Wie komplex die trigeminale Wahrnehmung wirklich ist, zeigt sich allein an der molekularen Struktur mancher Verursacher. Die zu Tisch beliebten Warm-Kalt-Kontraste zum Beispiel bei einer dekonstruierten Ratatouille aus gegrillten Auberginen, rohen Zwiebeln und Knoblauch, gebratenen Zucchinischeiben, heißen Kirschtomaten und einem Eis aus grünen Gemüsepaprikas werden, selbst wenn kleine Portionen aller Zutaten auf einem Löffel in den Mund genommen werden, aufgrund der Temperaturunterschiede nur noch entfernt an den als „Eintopf“ servierten provençalischen Gemüseklassiker erinnern. Natürlich spielen auch das orale Prozessieren und die Verteilung der Aromen eine große Rolle, aber vor allem ist die unterschiedliche Temperatur entscheidend. Dabei schlägt das kalte Paprikaeis in dieselbe Kerbe wie Zwiebel und Knoblauch, während Pfeffer und die warmen Zutaten zusammenspielen.

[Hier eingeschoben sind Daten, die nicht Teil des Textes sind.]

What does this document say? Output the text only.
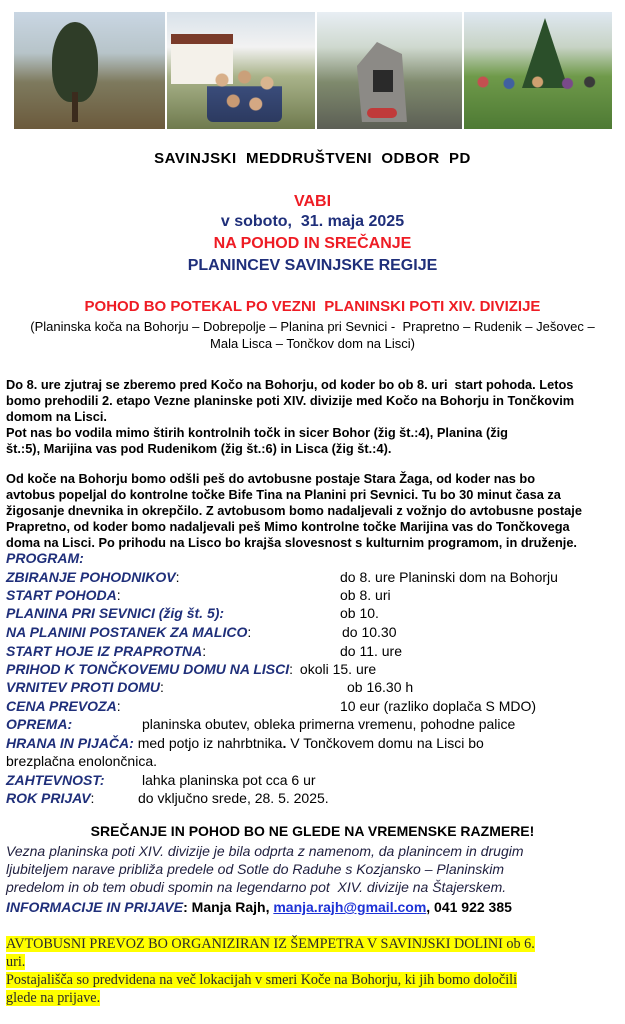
SAVINJSKI  MEDDRUŠTVENI  ODBOR  PD
VABI
v soboto,  31. maja 2025
NA POHOD IN SREČANJE
PLANINCEV SAVINJSKE REGIJE
POHOD BO POTEKAL PO VEZNI  PLANINSKI POTI XIV. DIVIZIJE
(Planinska koča na Bohorju – Dobrepolje – Planina pri Sevnici -  Prapretno – Rudenik – Ješovec –
Mala Lisca – Tončkov dom na Lisci)
Do 8. ure zjutraj se zberemo pred Kočo na Bohorju, od koder bo ob 8. uri  start pohoda. Letos
bomo prehodili 2. etapo Vezne planinske poti XIV. divizije med Kočo na Bohorju in Tončkovim
domom na Lisci.
Pot nas bo vodila mimo štirih kontrolnih točk in sicer Bohor (žig št.:4), Planina (žig
št.:5), Marijina vas pod Rudenikom (žig št.:6) in Lisca (žig št.:4).
Od koče na Bohorju bomo odšli peš do avtobusne postaje Stara Žaga, od koder nas bo
avtobus popeljal do kontrolne točke Bife Tina na Planini pri Sevnici. Tu bo 30 minut časa za
žigosanje dnevnika in okrepčilo. Z avtobusom bomo nadaljevali z vožnjo do avtobusne postaje
Prapretno, od koder bomo nadaljevali peš Mimo kontrolne točke Marijina vas do Tončkovega
doma na Lisci. Po prihodu na Lisco bo krajša slovesnost s kulturnim programom, in druženje.
PROGRAM:
ZBIRANJE POHODNIKOV:	do 8. ure Planinski dom na Bohorju
START POHODA:	ob 8. uri
PLANINA PRI SEVNICI (žig št. 5):	ob 10.
NA PLANINI POSTANEK ZA MALICO:	do 10.30
START HOJE IZ PRAPROTNA:	do 11. ure
PRIHOD K TONČKOVEMU DOMU NA LISCI: okoli 15. ure
VRNITEV PROTI DOMU:	ob 16.30 h
CENA PREVOZA:	10 eur (razliko doplača S MDO)
OPREMA:	planinska obutev, obleka primerna vremenu, pohodne palice
HRANA IN PIJAČA: med potjo iz nahrbtnika. V Tončkovem domu na Lisci bo
brezplačna enolončnica.
ZAHTEVNOST:	lahka planinska pot cca 6 ur
ROK PRIJAV:	do vključno srede, 28. 5. 2025.
SREČANJE IN POHOD BO NE GLEDE NA VREMENSKE RAZMERE!
Vezna planinska poti XIV. divizije je bila odprta z namenom, da planincem in drugim
ljubiteljem narave približa predele od Sotle do Raduhe s Kozjansko – Planinskim
predelom in ob tem obudi spomin na legendarno pot  XIV. divizije na Štajerskem.
INFORMACIJE IN PRIJAVE: Manja Rajh, manja.rajh@gmail.com, 041 922 385
AVTOBUSNI PREVOZ BO ORGANIZIRAN IZ ŠEMPETRA V SAVINJSKI DOLINI ob 6.
uri.
Postajališča so predvidena na več lokacijah v smeri Koče na Bohorju, ki jih bomo določili
glede na prijave.
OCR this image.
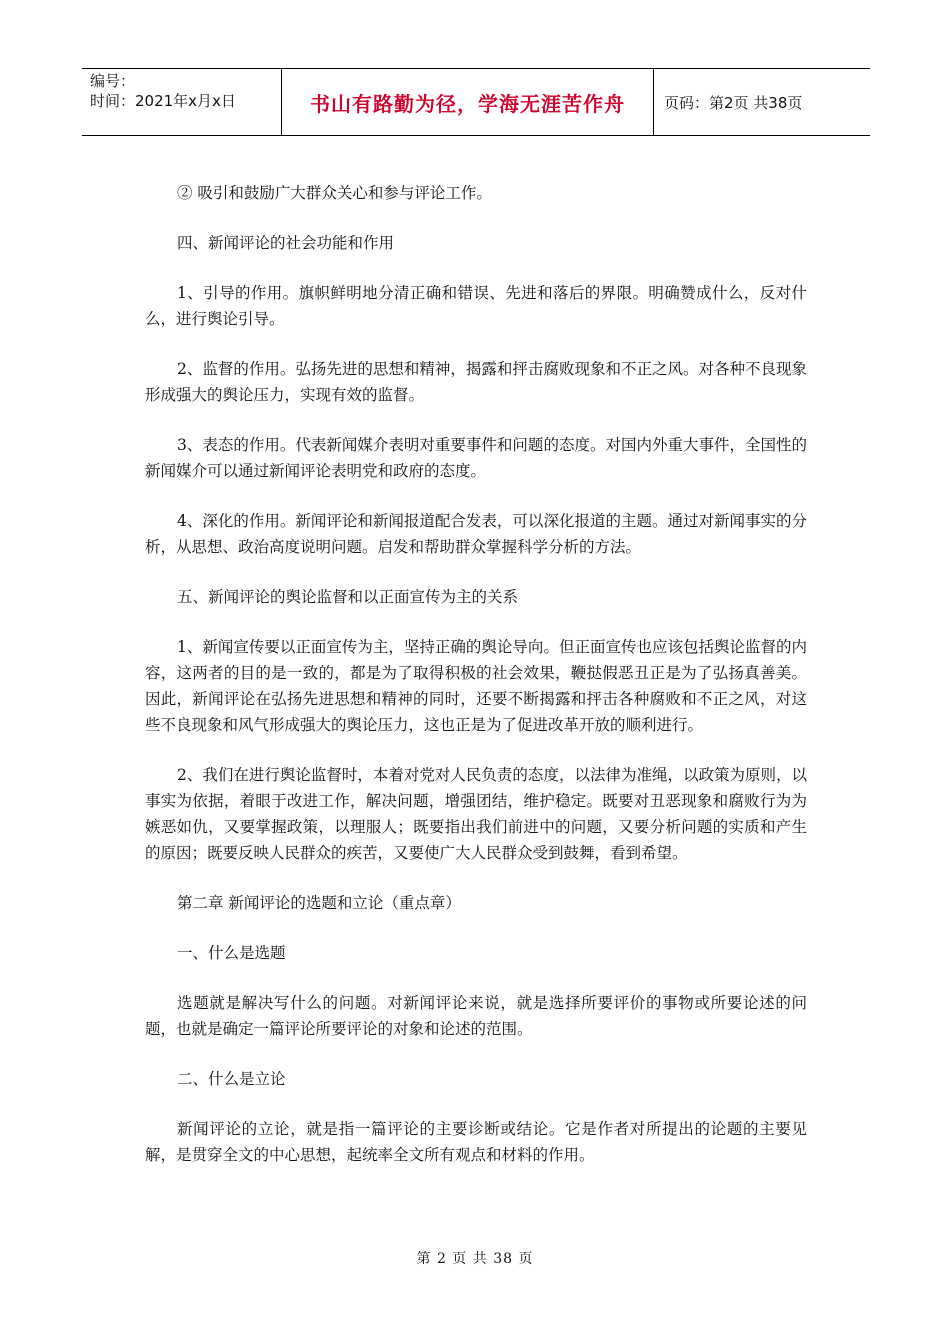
编号：
时间：2021年x月x日	书山有路勤为径，学海无涯苦作舟	页码：第2页 共38页

② 吸引和鼓励广大群众关心和参与评论工作。

四、新闻评论的社会功能和作用

1、引导的作用。旗帜鲜明地分清正确和错误、先进和落后的界限。明确赞成什么，反对什么，进行舆论引导。

2、监督的作用。弘扬先进的思想和精神，揭露和抨击腐败现象和不正之风。对各种不良现象形成强大的舆论压力，实现有效的监督。

3、表态的作用。代表新闻媒介表明对重要事件和问题的态度。对国内外重大事件，全国性的新闻媒介可以通过新闻评论表明党和政府的态度。

4、深化的作用。新闻评论和新闻报道配合发表，可以深化报道的主题。通过对新闻事实的分析，从思想、政治高度说明问题。启发和帮助群众掌握科学分析的方法。

五、新闻评论的舆论监督和以正面宣传为主的关系

1、新闻宣传要以正面宣传为主，坚持正确的舆论导向。但正面宣传也应该包括舆论监督的内容，这两者的目的是一致的，都是为了取得积极的社会效果，鞭挞假恶丑正是为了弘扬真善美。因此，新闻评论在弘扬先进思想和精神的同时，还要不断揭露和抨击各种腐败和不正之风，对这些不良现象和风气形成强大的舆论压力，这也正是为了促进改革开放的顺利进行。

2、我们在进行舆论监督时，本着对党对人民负责的态度，以法律为准绳，以政策为原则，以事实为依据，着眼于改进工作，解决问题，增强团结，维护稳定。既要对丑恶现象和腐败行为为嫉恶如仇，又要掌握政策，以理服人；既要指出我们前进中的问题，又要分析问题的实质和产生的原因；既要反映人民群众的疾苦，又要使广大人民群众受到鼓舞，看到希望。

第二章 新闻评论的选题和立论（重点章）

一、什么是选题

选题就是解决写什么的问题。对新闻评论来说，就是选择所要评价的事物或所要论述的问题，也就是确定一篇评论所要评论的对象和论述的范围。

二、什么是立论

新闻评论的立论，就是指一篇评论的主要诊断或结论。它是作者对所提出的论题的主要见解，是贯穿全文的中心思想，起统率全文所有观点和材料的作用。

第 2 页 共 38 页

Trigeminale Temperaturreize lassen sich geschickt einsetzen – nicht nur beim Warm-Kalt-Kontrast über die „echte“ Temperatur T, sondern über chemische Reize, denn ganz bestimmte Molekülgruppen verursachen Reaktionen derselben Rezeptoren. Bei den klassischen molekular verursachten Trigeminalreizen auf der Zunge, etwa durch Capsaicin (in Chili und Paprika) oder die unterschiedlichen Alkaloide („Piperin“) der Pfeffer, ist die Lage eindeutig: Sie reizen den Rezeptor TRPV1 und führen zu dem Eindruck der erhöhten Temperatur, die beim Capsaicin rasch zum „Hitzeschmerz“ führt. (Die vielen Rezeptoren gemeinsame Abkürzung TRP steht für „transient receptor potential channels“.)